Meeting documents

South Yorkshire Pensions Authority
Thursday, 11th June, 2015 10.15 am

  • Meeting of Ordinary Meeting, Pensions Authority, Thursday 11th June, 2015 10.15 am (Item 15.)

Minutes:

A report of the Fund Director was submitted to draw to Members attention issues that needed to be considered ahead of the actuarial valuation due at the end of March 2016.  It was necessary as part of the preparation, to identify potential areas of concern and points for further deliberation.

 

It was noted that it was likely that funding levels had not improved since the last actuarial valuation in 2013, and the low level of interest rates and bond yields would continue to cause the valuation of the Fund’s liabilities to increase.  As always the Fund would have to have a clear focus on governance and be aware of the policies and positions of district councils and all employers.

 

In response to Members’ questions, when an employer left the Fund, an exit calculation would be made by the Actuary to ensure no damage would be made to the Fund as a whole.  Problems could be faced if the district councils started to reduce staffing levels, as this would affect the number of staff on the payroll and the normal way that contributions were calculated against payroll.  Membership of the Fund was gradually increasing, although a large proportion of new members were part-time employees.

 

One of the concerns that had to be confronted was whether or not some of the assumptions the Fund had made in relation to bond yields may not materialise.
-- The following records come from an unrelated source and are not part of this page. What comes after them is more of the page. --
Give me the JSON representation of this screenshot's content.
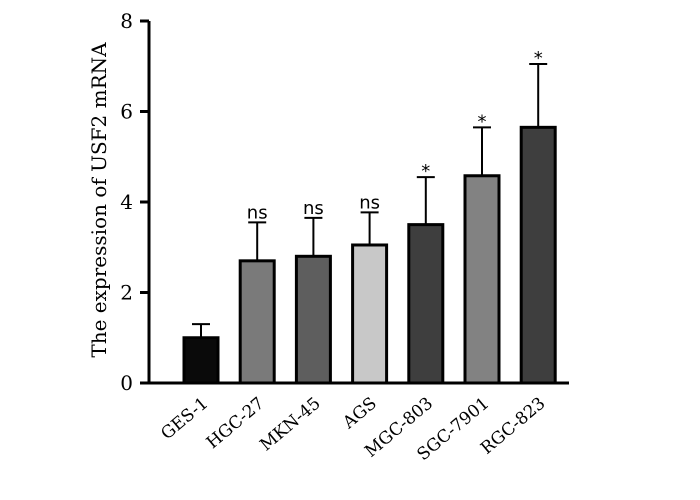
{
  "chart_data": {
    "type": "bar",
    "title": "",
    "xlabel": "",
    "ylabel": "The expression of USF2 mRNA",
    "ylim": [
      0,
      8
    ],
    "yticks": [
      0,
      2,
      4,
      6,
      8
    ],
    "grid": false,
    "categories": [
      "GES-1",
      "HGC-27",
      "MKN-45",
      "AGS",
      "MGC-803",
      "SGC-7901",
      "RGC-823"
    ],
    "values": [
      1.0,
      2.7,
      2.8,
      3.05,
      3.5,
      4.58,
      5.65
    ],
    "errors": [
      0.3,
      0.85,
      0.85,
      0.72,
      1.05,
      1.07,
      1.4
    ],
    "significance": [
      "",
      "ns",
      "ns",
      "ns",
      "*",
      "*",
      "*"
    ],
    "colors": [
      "#0a0a0a",
      "#7a7a7a",
      "#5e5e5e",
      "#c8c8c8",
      "#3e3e3e",
      "#828282",
      "#3e3e3e"
    ]
  }
}
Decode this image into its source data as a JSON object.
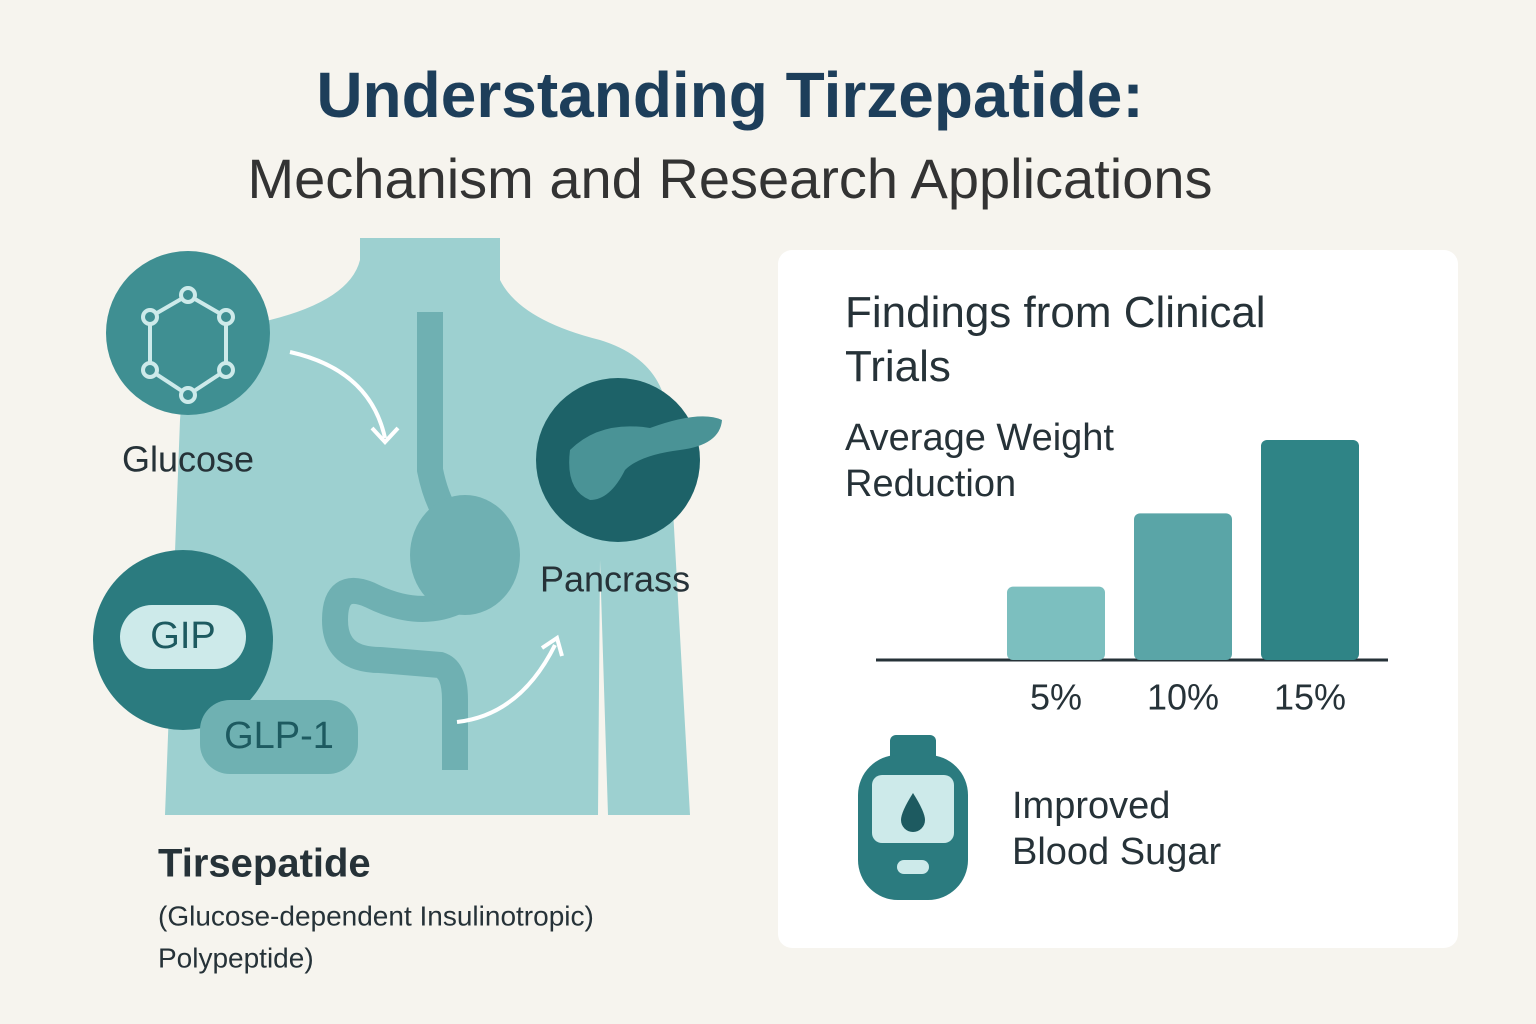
{
  "header": {
    "title": "Understanding Tirzepatide:",
    "subtitle": "Mechanism and Research Applications"
  },
  "diagram": {
    "glucose": "Glucose",
    "pancreas": "Pancrass",
    "gip": "GIP",
    "glp1": "GLP-1",
    "drug_name": "Tirsepatide",
    "drug_description_lines": [
      "(Glucose-dependent Insulinotropic)",
      "Polypeptide)"
    ]
  },
  "findings": {
    "title": "Findings from Clinical Trials",
    "callout": "Improved Blood Sugar"
  },
  "chart_data": {
    "type": "bar",
    "title": "Average Weight Reduction",
    "values": [
      5,
      10,
      15
    ],
    "value_labels": [
      "5%",
      "10%",
      "15%"
    ],
    "colors": [
      "#7cbfbf",
      "#5aa5a7",
      "#2f8486"
    ]
  }
}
At the moment it was predicted that the position would not improve between now and 2016.  It was hoped that the Treasurers would be in a better position to comment on their needs once the forthcoming budget was announced.  Any new contribution rates would come into effect from April 2017.Councillor Sangar enquired about the various stages in determining how the valuation was set and how it would be timetabled. Councillor Rodgers referred to the last triennial actuarial valuation, when district treasurers had commissioned work to challenge the Fund’s figures and assumptions.  He did not wish to see such a situation arise again.

 

J Hattersley commented that it was fit and proper for the district treasurers to feel able to challenge the administering authority on matters which were crucial to their own budgets.  The Fund’s Actuary had proven to be prudent.  The Shadow Advisory Board had commissioned work on comparing actuarial assumptions across the LGPS and was in favour of instigating regulatory requirements for actuaries to prepare assumptions against standard criteria.  The Fund had always adopted a long term view, which had been supported by district treasurers.

 

Councillor Rodgers encouraged the view that the Authority should ask the major employers about plans to further outsource services or change their service delivery models.

 

J Hattersley commented that the Fund had been concerned in the past when districts had negotiated outsourcing of services that they had tended to forget about pensions matters until the end of the process. Councillor Lodge acknowledged that this had been the case.  He was concerned in particular about the transfer arrangements surrounding academies and free schools given that some bodies were not fully aware of the obligations that they were taking on board.

 

Councillor Ellis commented that negotiations should commence as soon as possible with the main employers. It was noted that the Investment Board would be asked to comment upon specific aspects of the valuation assumptions.

 

RESOLVED – That Members agreed to the points raised in the report.